Living in a Mexican town that is probably the most provincial in the entire country can have many advantages. One such is that this town is really mired in its "group-oriented" mentality. What this means is that rather than the "I am Mexican; hear me roar" mentality so pervasive in America, it is "We are Mexican; hear Us roar." Mexican traditionalists tend to derive their identity from their family group, their work group, their neighborhood group, and so on. They think of themselves as members within these groups. They judge whether they are doing well or not by how well they are functioning within these various groups.
I rather love this concept. The gringo can, in a small way, cash in on this. In the first neighborhood we lived in here in Guanajuato, there was a Mexican family that did not do well within the "Neighborhood Group." They had these really vile little mutt dogs that loved to bark relentlessly. When they weren't sleeping, they were barking. Like most Mexicans in this town with dogs, though they had a yard, they felt it necessary to cut these dogs loose at least once a day, sometimes twice, to roam the streets.
This was a signal to the dogs that their owners approved of their reprobate behavior of biting and mauling the ankles of those who dared pass by, especially Gringo Ankles. Poopie and Pongo especially loved eating my flesh. I don't fault the dogs. They were born as the spawn of Satan so I do not hold it against them. Though I had plotted their deaths many times, I soon grew to forget my animosity and rejoice in the fact that everyone else in the neighborhood wanted to kill these two dogs.
Well, I tried reasoning with these people. One of the owners was a deaf dwarf who wondered just why don't Americans show a little tolerance to a bit of noise? Of course, he couldn't hear his dogs barking, making the sonorous and earsplitting roar that two yip-yip dogs create. And, just perhaps the TV he ran at maximum heart attack-inducing volume had something to do with it.

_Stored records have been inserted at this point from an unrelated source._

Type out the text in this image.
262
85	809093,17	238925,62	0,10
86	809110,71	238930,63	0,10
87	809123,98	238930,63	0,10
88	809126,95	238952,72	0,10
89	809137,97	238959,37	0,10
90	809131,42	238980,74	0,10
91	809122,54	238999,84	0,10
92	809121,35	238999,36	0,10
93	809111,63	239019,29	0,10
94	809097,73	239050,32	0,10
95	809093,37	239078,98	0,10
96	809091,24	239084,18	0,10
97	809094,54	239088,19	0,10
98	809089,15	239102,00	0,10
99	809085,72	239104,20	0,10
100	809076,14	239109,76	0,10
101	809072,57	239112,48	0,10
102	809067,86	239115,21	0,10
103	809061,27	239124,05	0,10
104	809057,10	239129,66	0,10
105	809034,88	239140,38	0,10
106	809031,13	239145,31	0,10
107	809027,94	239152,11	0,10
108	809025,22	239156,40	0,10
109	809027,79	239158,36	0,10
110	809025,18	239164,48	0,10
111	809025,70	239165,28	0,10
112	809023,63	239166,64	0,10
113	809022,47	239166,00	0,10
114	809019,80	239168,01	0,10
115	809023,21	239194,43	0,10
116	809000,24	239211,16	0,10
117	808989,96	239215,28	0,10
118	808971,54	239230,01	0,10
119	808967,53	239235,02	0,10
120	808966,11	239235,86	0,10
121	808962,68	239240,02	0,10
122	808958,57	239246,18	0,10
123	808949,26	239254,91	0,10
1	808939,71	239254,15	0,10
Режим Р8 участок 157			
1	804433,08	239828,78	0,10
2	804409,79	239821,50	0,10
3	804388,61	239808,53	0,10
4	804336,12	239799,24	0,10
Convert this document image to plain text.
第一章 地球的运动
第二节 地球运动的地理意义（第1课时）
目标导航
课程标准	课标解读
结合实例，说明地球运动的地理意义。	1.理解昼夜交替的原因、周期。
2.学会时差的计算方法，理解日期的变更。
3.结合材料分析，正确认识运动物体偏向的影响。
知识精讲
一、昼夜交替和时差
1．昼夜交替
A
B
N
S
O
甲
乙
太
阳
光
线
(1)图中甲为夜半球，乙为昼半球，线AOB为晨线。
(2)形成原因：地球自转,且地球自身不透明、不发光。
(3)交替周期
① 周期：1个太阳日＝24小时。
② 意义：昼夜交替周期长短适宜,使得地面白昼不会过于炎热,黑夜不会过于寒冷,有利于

We complained to the Internet Caf้ guy in the neighborhood and he said he wife would take care of the problem. And, she did. Her reasoning was that we gringos were just as much a part of the neighborhood group as any of the Mexicans were. She told the deaf dwarf as much. She said that the way he refused to control his loud and ankle-biting dogs was not appropriate and not good for "The Neighborhood Group." We were part of the whole. The rest of the neighbors (one of whom walked by the dogs, opened their gate, and chased them down the block in hopes they would keep going and never return-it didn't work!) stood up for us even though we were gringos.
That just one of the things I love about this town.